Cunningham, a Macon County native, pulled together her friends and neighbors, environmentalists and hunters, natives and newcomers in a successful effort to stop the proposal. Her work changed the way the Forest Service manages its lands.

“She was, and continues to be, an inspiration to me and thousands of others in the region and beyond,” said Monroe Gilmore, a Black Mountain resident and 1991 recipient of the Alliance’s Esther Cunningham Award, given annually to a WNC resident who has provided outstanding community service in conserving the area’s natural resources.

“A great oak has indeed fallen in our Western North Carolina forests,” Gilmore said. “But as in the forest, Esther has already nurtured and nourished innumerable seedlings. Her work and life continue through them.”

Cunningham attributed her leadership skills to her pushing herself and her brother and sisters through high school in Macon County. Cunningham lost both of her parents at the end of the Great Depression, her mother from cancer, her father in an automobile accident, she said in an oral history recorded in 1998 by Kathryn Newfont, a history professor at Mars Hill College who has since written a book about environmental activism in Western North Carolina.

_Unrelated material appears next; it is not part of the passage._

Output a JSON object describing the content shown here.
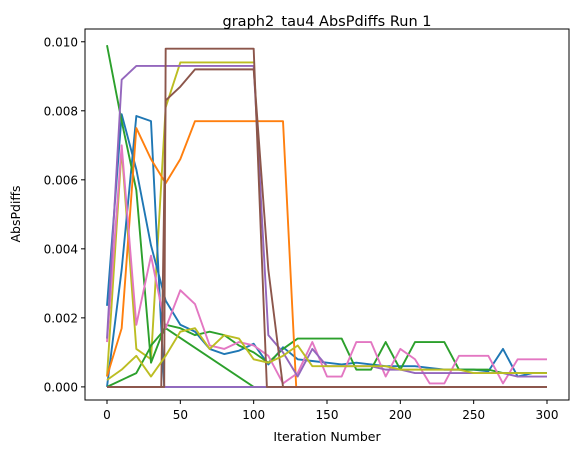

Cunningham said made good on her promise to her mother that she’d see each of her siblings through high school. To make money for the family, Cunningham opened a beauty shop on Main Street in Franklin.

“I admired Esther because she had effectively mobilized many longtime mountain residents to protect their forests,” Newfont told The Fountain, a publication of the UNC Chapel Hill graduate school, in 2000. “Moreover, she did this by thinking outside the traditional environmentalist box, by recognizing the potential in rural mountain culture to produce a powerful forest stewardship ethic.

“She was a gifted leader and organizer, and she spoke her neighbors’ language, so she was able to translate local ideas about the forests into a potent regional movement to protect them.”

Cunningham’s work continues today through the work of Alliance, which works to protect the region’s mountains, rivers, and forests. From those early days when Cunningham and other volunteer leaders worked out of the trunk of a car in the far western counties, the Alliance has grown into a strong organization with six staff and two AmeriCorps volunteers who work throughout the region's 23 mountain counties.